As the first member of Congress to become defence secretary, Laird’s experience was appealing to Nixon, who could rely on his defense secretary’s backers on Capitol Hill to win support for the government’s policies. Yet Laird was increasingly excluded from the decision-making process as Nixon and National Security Adviser Henry Kissinger began to run foreign policy from the White House without informing their colleagues in the state and defence departments.
“Because he had his own constituency, Laird felt he deserved his own direct access to the president,” author and journalist Stanley Karnow wrote in Vietnam: A History (1983). “Kissinger soon fixed that by opening up an indirect channel from the White House to the joint chiefs of staff, thereby circumventing Laird.”
Laird still managed to maintain a working relationship with Kissinger, who described the defence secretary as a man of “buoyancy and rascally good humour.” He was also granted every major fiscal request put before Congress while restoring the responsibility of budgeting to military leaders and cutting the armed forces by 1 million people.
As defence secretary, Laird oversaw the development of the B-1 bomber as well as the Trident ballistic missile.

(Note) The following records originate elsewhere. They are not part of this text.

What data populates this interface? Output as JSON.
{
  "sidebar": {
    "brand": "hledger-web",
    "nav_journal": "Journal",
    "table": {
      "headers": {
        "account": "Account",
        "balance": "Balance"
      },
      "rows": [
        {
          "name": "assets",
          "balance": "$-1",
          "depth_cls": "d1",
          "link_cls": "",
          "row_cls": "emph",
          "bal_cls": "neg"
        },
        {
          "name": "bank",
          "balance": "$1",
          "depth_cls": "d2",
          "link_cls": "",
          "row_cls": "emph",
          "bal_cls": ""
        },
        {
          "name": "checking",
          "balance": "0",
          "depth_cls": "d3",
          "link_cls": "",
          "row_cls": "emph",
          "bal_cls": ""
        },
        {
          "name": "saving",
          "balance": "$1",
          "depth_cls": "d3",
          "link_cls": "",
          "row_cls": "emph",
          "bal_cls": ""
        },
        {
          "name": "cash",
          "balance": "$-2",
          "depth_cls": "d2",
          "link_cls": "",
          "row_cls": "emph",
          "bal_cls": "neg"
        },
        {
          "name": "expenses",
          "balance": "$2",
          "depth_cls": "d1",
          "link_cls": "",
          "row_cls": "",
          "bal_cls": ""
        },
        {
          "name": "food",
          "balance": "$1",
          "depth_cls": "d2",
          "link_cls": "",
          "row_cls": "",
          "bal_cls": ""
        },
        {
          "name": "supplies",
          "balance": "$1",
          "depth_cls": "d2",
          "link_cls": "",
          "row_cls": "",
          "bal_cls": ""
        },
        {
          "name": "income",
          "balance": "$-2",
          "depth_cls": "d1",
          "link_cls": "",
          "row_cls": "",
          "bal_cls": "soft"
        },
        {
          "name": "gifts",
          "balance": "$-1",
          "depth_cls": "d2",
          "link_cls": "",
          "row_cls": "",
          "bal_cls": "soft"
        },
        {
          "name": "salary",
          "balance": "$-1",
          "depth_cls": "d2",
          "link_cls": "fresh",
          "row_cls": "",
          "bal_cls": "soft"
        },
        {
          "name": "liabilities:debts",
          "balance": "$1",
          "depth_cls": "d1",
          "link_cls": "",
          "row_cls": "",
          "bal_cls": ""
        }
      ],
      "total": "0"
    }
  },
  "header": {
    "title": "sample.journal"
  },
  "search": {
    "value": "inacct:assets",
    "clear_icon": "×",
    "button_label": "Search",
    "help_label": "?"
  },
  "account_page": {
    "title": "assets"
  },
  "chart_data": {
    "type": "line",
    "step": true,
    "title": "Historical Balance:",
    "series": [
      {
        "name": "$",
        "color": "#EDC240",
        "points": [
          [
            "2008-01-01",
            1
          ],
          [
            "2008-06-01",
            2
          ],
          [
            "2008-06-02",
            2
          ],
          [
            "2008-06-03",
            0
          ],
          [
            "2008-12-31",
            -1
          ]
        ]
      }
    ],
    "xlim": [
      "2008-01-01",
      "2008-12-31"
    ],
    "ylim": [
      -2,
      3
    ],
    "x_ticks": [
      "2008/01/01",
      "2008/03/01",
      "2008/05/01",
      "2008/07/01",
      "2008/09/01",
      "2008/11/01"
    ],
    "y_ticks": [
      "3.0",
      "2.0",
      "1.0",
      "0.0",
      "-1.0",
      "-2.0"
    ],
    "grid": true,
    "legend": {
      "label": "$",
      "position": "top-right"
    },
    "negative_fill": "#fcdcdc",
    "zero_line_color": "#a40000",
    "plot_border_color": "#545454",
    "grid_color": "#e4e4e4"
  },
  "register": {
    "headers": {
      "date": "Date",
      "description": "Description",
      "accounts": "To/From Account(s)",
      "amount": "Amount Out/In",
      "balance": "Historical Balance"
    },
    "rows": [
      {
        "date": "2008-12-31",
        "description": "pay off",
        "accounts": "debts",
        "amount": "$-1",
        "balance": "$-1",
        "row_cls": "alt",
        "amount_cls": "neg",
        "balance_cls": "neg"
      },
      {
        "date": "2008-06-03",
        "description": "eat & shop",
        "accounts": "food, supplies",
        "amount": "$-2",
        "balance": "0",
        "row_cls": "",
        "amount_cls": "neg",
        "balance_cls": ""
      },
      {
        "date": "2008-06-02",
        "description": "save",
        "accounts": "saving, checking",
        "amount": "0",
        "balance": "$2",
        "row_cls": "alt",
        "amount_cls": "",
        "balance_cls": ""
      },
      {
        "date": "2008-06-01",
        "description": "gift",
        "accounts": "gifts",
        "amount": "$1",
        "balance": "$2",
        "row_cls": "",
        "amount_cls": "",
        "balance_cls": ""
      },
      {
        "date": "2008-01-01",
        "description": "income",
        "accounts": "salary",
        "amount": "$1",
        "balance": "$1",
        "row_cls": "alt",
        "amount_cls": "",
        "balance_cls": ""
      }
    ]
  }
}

In later years, Laird publicly drew comparisons between the wars in Vietnam and Iraq. While supporting a gradual withdrawal from Iraq, Laird urged George W. Bush’s administration to resist calls to “cut and run” so that the Iraqi government’s position against the insurgents wouldn’t be undermined.
“We need to put our resources and unwavering public support behind a program of ‘Iraqisation’ so that we can get out of Iraq and leave the Iraqis in a position to protect themselves,” Laird said. “The Iraq war should have been focused on Iraqisation even before the first shot was fired. The focus is there now, and Americans should not lose heart.”